For narration, captions, and speech-driven videos, audio and visual timeline should stay within a tight A/V tolerance, roughly 50-80ms.

Repeated pause/play should not accumulate persistent drift.

Actual behavior

Runtime-owned audio can remain hundreds of milliseconds out of sync. The current runtime deliberately does not correct sub-500ms steady-state drift, and stable drift below 3s may persist.

This is easy to reproduce by repeatedly pausing and playing a composition with timed narration/audio.

Source-level notes

syncRuntimeMedia() only seeks media when drift is greater than 0.5s and either:

  • this is the first active tick,
  • the offset jumped by more than 0.5s in one tick,
  • or drift exceeds 3s.

Conceptually:

const drift = Math.abs(currentElTime - relTime);
const offset = relTime - currentElTime;
const prevOffset = lastOffset.get(el);
const firstTickOfClip = prevOffset === undefined;
const offsetJumped = !firstTickOfClip && Math.abs(offset - prevOffset) > 0.5;
const catastrophicDrift = drift > 3;

if (drift > 0.5 && (firstTickOfClip || offsetJumped || catastrophicDrift)) {
  el.currentTime = relTime;
}

This means stable drift between 0.5s and 3s can remain uncorrected.

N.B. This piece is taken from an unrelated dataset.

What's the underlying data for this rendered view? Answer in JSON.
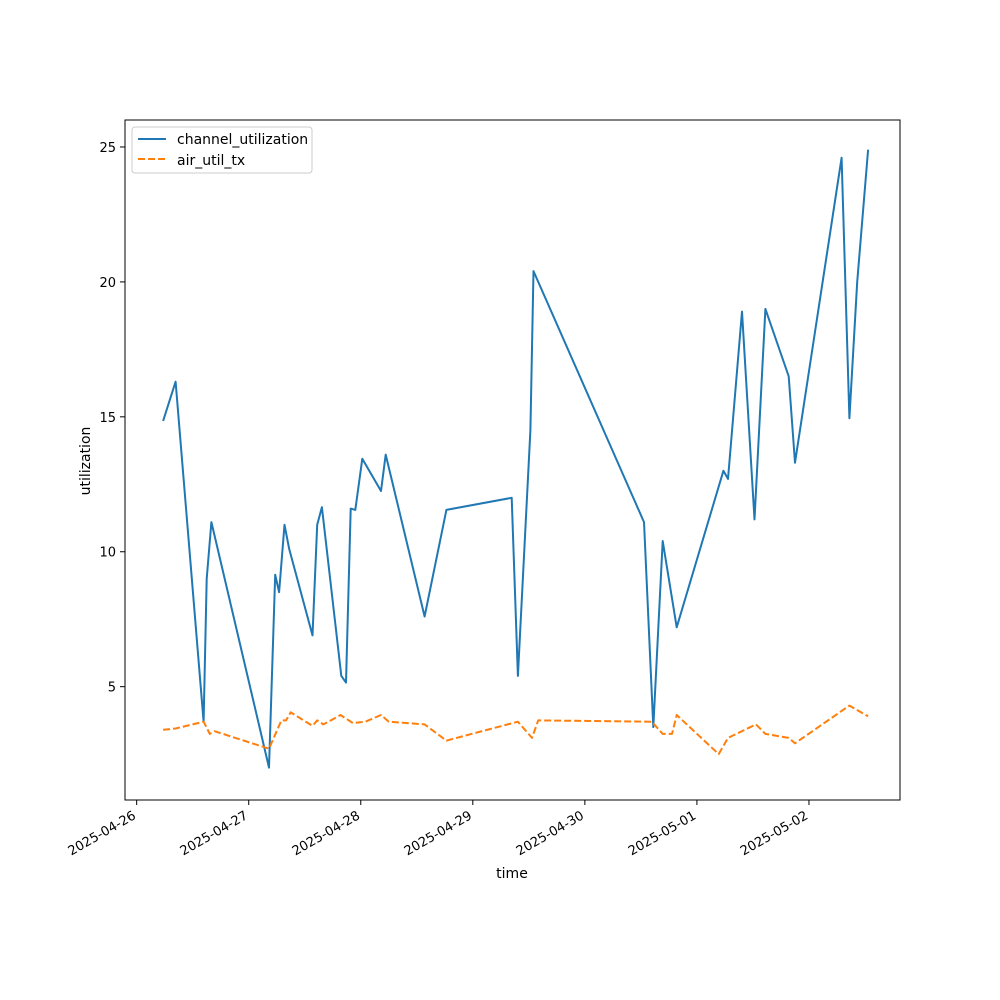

The tests also encode this behavior: one test expects 0.4s drift to remain uncorrected, and another expects audio to stay at 0 while the timeline advances during buffering. That avoids skipping opening audio, but for narration it means visual time can run ahead of audio.

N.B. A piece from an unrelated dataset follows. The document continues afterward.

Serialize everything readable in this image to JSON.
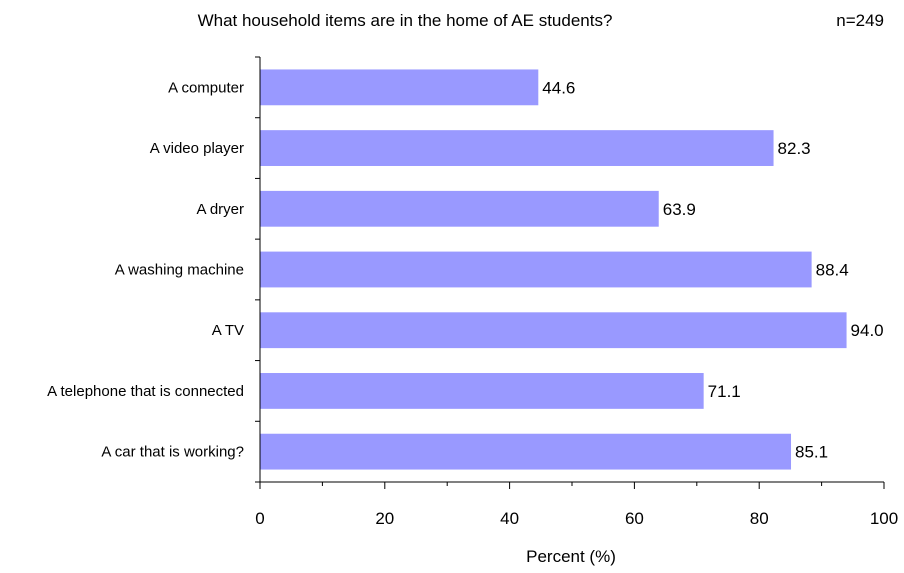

The parent-proxy fallback path has a stricter synchronizer: MIRROR_DRIFT_THRESHOLD_SECONDS = 0.05 with consecutive-sample gating. However, that path only activates after iframe autoplay failure. Normal runtime-owned media still uses the looser 0.5s / 3s strategy.

Reproduction idea

Use a GSAP composition with a timed narration track:

<audio
  id="narration"
  data-start="0"
  data-duration="10"
  src="./narration.mp3"
></audio>

Then repeatedly toggle playback:

for (let i = 0; i < 40; i += 1) {
  player.pause();
  await new Promise((resolve) => setTimeout(resolve, 100));
  player.play();
  await new Promise((resolve) => setTimeout(resolve, 100));
}

After enough toggles, narration and animation/captions can become visibly or audibly offset.

Suggested direction

Short-term:

  • Add a strict media sync mode for speech/narration use cases.
  • Lower runtime-owned media drift correction from 500ms to ~50-80ms in strict mode.
  • Use a consecutive-sample gate like the parent proxy path.
  • Force media sync immediately on play, pause, seek, renderSeek, and playback-rate changes.

Long-term:

  • Add a single transport clock for preview playback.
  • When audible audio is active, use audio time as the master clock and seek GSAP from it.
  • When no audio is active, use a monotonic performance clock.
  • If audio buffers, stall visual time instead of allowing visuals to run ahead.

A WebAudio driver may be useful later, but it should probably be part of a single-clock transport design rather than a standalone replacement for <audio>.